On the street hawkers and children

Vanguards of actual emigration were those who practiced itinerant trades and were therefore able to report news and information useful for lasting migratory projects. In Tuscany, peasants went to Corsica, for farm work, and then to France, attracted by better wages, although the most common skilled trade was that of figurine maker. Ligurians crossed the Mediterranean and went to North African countries for seasonal work. Wandering musicians from all over Italy departed for most European countries, and then for the Americas, while print and small-merchandise sellers, as well as lumberjacks and earthworkers, left the eastern regions of the peninsula. Savoyard chimney sweeps were present especially in France.

In fact, "wandering professions"-whether musicians, acrobats or animal trainers, sellers of various goods-constituted as many variants of peasant begging that had been resorted to for centuries in times of great misery.

As transportation improved and the great emigration began, the routes of the wanderers expanded, reaching first all European countries and then the Americas. Police authorities frowned upon them, constantly accompanied by children, whose employment was often only a means of disguising the begging they were forced to do. Their miserable lot aroused the pity and indignation of the ruling classes, which, divided for and against emigration, exploited the argument in favor of their own thesis. In reality, the phenomenon took place on its own, vainly pursued by laws tending to regulate child labor. Sometimes it was the fathers themselves who took their children with them or handed them over to reliable people in the hope that, along the ways of the world, they would learn to practice an activity that could feed them.
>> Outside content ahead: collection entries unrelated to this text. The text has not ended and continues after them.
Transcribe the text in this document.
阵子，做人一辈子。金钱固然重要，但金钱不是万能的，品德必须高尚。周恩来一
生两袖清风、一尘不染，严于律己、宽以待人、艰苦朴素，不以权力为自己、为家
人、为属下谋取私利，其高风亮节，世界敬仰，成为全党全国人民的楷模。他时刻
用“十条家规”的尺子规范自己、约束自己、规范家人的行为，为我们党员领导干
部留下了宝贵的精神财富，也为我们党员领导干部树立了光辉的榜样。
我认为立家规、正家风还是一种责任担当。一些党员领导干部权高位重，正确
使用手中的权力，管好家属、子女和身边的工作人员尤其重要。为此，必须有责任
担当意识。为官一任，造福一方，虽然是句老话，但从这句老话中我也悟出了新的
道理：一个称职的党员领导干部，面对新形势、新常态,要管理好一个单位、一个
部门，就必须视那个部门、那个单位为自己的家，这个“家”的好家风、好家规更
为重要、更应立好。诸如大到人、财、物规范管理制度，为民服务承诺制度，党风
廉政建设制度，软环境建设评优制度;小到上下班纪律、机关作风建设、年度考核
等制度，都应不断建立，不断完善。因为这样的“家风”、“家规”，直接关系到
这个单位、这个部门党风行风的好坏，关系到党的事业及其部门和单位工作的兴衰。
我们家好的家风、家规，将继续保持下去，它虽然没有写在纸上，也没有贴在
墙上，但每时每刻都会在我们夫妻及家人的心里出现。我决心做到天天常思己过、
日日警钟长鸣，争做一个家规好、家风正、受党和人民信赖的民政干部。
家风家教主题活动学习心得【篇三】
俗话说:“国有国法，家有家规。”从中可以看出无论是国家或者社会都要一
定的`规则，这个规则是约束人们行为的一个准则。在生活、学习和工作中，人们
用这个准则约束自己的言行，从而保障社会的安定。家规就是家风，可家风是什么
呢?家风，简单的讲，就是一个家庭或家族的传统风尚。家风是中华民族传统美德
"That begging disguised with the symbols of art" was the most widespread and visible image of the new kingdom of Italy on the streets all over the world. It is certainly not possible to deny the cruelty of "masters" toward minors brought and employed in foreign countries. Many times an apprenticeship relationship, which characterized so many trades carried out both in Italy and abroad, degenerated into speculation, into shady trafficking, but this occurred to a lesser extent for the sellers of figurines.

On the other hand, families in poor economic condition could consider with relief the fostering of a child to a master: one less mouth to feed, a small sum received as compensation, and the hope that the little one could learn the trade of a salesman and, later, of a real figurine maker and even a master. "Campaigning" abroad meant leaving for a period of twenty-four to thirty or thirty-six months. The master, the owner of the forms, formed his own company, which included various professional skills: the moulder, who made the figurines with the forms; the deburrer, who made them uniform; and the colorist, who painted them.

Once the chosen destination was reached, the workshop was set up and the figurines produced were sold on the streets by the boys. They represented madonnas and saints, the Pope (appreciated not only by the Italians but also by the Irish, Catholics), various heroes - Garibaldi sold well everywhere - and figures from the country in which they worked (in the United States, President Abraham Lincoln was in great demand).

A special craft: the figurine maker

The first of the specialized trades to spread, starting especially from the Lucchesia, to all the ways of the world was that of the figurine maker. Already between 1870 and 1874, years in which an industrial survey was carried out, the art of the figurine maker appeared among the jobs and trades practiced by Italians abroad.

In Paris, for example, there were more than a dozen of them, and at least six practiced their art to "a higher degree, becoming model makers," while there were about two hundred "figurist" workers and the number of the garons who sold figurines on the streets was unknown.